Comparative Technical-Economic Analysis of Perovskite-Silicon Tandem Cells vs. Last-Generation Commercial N-Type Technologies (TOPCon, HJT, and BC)
Ce document présente une analyse technique et économique comparative évaluant l'efficacité, la performance thermique, la bifacialité, la dégradation et le coût actualisé de l'énergie (LCOE) des cellules tandem pérovskite-silicium émergentes par rapport aux technologies actuelles du silicium de type N (TOPCon, HJT et BC) pour des applications à l'échelle des services publics et industrielles.
Article original sous licence CC BY 4.0 (https://creativecommons.org/licenses/by/4.0/). Ceci est une explication générée par l'IA de l'article ci-dessous. Elle n'a pas été rédigée ni approuvée par les auteurs. Pour une précision technique, consultez l'article original. Lire la clause de non-responsabilité complète
Imaginez le soleil comme un chargeur de batterie géant et implacable projetant son énergie sur notre planète.

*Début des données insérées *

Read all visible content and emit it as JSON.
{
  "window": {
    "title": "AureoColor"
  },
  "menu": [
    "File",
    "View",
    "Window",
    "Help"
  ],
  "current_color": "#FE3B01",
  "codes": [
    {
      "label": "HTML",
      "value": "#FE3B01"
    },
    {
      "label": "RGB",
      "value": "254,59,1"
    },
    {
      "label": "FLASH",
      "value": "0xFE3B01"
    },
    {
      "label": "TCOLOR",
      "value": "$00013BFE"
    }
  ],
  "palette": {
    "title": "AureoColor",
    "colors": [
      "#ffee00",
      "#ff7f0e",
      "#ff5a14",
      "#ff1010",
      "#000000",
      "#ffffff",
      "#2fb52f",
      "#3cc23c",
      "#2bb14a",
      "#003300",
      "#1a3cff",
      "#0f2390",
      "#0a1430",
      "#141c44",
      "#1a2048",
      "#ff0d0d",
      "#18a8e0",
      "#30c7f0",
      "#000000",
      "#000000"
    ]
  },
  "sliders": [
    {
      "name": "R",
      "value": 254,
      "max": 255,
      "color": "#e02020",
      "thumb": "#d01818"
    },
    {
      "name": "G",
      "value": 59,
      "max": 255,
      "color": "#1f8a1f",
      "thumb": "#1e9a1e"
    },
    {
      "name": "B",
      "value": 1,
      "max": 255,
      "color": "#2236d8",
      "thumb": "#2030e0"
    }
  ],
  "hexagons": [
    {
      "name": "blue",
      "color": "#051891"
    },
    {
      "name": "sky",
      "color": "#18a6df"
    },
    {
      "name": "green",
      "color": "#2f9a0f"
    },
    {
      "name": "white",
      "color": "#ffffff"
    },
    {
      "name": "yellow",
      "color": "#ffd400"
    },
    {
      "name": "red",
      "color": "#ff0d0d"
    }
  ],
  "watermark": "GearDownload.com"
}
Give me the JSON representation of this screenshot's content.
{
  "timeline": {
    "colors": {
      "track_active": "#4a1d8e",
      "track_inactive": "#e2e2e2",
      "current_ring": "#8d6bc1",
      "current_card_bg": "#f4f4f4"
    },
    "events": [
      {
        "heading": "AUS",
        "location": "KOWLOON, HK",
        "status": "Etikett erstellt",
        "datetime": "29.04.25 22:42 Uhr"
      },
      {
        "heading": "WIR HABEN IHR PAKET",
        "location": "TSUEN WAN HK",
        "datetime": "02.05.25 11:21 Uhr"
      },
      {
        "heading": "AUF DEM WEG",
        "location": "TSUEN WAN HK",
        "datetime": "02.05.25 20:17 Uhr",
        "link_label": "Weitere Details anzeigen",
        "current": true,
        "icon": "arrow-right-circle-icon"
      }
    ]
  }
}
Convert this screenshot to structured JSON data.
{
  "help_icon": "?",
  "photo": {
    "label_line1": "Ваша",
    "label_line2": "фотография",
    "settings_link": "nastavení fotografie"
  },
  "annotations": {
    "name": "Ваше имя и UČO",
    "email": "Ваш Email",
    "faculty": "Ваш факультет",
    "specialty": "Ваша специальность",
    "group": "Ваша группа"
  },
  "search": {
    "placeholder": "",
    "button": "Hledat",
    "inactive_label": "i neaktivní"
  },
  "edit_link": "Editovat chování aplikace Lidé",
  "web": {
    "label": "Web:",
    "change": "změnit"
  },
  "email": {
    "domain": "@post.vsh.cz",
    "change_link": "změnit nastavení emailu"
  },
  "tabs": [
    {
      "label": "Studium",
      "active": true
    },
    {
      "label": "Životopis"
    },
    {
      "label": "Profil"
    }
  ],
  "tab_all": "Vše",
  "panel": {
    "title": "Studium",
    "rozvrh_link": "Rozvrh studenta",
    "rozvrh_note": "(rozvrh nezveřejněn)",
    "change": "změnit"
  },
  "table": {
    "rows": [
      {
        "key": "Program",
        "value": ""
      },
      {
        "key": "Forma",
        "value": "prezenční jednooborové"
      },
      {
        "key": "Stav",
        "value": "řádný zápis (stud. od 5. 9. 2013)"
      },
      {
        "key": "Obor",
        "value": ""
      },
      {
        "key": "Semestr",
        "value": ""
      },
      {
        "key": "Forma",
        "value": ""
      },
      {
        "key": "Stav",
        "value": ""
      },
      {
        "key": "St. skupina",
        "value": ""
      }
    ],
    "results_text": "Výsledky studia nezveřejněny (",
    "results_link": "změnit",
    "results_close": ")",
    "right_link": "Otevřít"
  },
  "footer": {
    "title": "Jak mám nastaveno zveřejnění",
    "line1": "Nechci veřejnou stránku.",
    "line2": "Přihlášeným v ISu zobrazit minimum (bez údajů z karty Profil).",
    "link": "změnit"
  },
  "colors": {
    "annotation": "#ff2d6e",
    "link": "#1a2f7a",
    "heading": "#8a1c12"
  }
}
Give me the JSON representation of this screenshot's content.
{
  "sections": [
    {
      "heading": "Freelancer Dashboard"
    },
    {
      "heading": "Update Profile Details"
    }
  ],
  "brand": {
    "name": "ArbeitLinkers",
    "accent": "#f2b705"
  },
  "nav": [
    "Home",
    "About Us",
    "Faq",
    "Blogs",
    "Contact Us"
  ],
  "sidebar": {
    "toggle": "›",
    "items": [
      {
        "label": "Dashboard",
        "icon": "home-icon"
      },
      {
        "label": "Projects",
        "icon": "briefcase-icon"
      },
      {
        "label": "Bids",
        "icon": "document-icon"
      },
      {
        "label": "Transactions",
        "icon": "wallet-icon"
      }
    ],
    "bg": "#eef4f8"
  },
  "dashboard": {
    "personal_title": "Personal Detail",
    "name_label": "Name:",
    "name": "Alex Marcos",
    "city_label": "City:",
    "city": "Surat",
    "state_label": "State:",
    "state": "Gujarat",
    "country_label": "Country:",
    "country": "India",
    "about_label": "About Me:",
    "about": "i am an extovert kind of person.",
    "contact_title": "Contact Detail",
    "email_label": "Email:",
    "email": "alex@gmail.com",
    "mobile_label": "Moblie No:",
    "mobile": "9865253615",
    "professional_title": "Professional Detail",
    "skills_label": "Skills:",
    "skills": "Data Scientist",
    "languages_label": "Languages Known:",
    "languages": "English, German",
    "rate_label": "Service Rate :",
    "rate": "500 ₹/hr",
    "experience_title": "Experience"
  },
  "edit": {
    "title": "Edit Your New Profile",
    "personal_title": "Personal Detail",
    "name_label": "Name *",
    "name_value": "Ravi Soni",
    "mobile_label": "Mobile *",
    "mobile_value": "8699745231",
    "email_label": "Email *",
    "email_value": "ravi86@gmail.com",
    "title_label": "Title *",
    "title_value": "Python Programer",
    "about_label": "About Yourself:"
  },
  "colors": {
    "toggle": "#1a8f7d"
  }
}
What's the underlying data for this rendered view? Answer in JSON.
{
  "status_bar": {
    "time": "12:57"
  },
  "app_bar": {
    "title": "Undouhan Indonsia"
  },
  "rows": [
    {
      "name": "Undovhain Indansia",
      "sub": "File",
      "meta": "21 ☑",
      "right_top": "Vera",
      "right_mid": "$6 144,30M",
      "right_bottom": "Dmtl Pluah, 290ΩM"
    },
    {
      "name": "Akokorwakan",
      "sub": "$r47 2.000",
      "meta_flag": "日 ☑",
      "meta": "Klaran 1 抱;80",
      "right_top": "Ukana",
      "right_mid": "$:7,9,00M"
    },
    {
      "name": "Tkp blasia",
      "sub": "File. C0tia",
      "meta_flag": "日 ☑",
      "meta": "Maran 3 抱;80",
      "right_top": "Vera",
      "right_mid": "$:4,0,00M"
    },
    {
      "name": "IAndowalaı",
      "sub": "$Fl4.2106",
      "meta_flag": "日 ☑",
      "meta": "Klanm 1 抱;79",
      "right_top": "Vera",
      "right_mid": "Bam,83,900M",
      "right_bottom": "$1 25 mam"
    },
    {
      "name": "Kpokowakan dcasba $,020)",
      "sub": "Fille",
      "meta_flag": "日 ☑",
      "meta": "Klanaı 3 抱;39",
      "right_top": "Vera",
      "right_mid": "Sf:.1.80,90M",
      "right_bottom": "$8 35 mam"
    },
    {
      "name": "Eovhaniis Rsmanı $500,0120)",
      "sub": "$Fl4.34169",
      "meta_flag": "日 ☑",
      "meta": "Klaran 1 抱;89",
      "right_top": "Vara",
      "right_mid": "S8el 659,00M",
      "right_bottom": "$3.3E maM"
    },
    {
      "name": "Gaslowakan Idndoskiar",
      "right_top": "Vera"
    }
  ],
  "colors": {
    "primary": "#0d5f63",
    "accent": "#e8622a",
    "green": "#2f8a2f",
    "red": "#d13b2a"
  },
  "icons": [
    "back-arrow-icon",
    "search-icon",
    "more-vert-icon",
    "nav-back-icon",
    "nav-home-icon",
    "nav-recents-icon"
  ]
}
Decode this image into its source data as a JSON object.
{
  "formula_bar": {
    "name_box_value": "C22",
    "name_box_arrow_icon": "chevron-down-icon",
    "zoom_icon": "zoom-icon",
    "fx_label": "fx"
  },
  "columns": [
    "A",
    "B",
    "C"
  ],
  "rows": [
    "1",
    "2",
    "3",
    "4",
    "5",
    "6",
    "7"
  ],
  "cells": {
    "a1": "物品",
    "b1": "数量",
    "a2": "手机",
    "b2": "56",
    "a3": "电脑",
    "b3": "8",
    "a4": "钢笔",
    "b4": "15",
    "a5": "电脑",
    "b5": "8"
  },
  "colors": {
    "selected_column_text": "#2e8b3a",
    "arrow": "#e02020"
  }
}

Depuis des décennies, les scientifiques tentent de construire le « capteur solaire » ultime — un dispositif qui attrape autant d'énergie que possible pour la transformer en électricité afin d'alimenter nos lumières, nos voitures et nos villes. Le capteur le plus populaire jusqu'à présent est fait de silicium, la même matière que l'on trouve dans le sable et les puces informatiques. Considérez les cellules de silicium comme une éponge à une seule couche : elles sont excellentes pour absorber l'eau, mais elles ont une limite de capacité avant de commencer à goutter. Dans le monde du solaire, cette limite est appelée la « limite de Shockley-Queisser », un plafond théorique où une éponge à une seule couche ne peut pas devenir plus mouillée, peu importe ses efforts.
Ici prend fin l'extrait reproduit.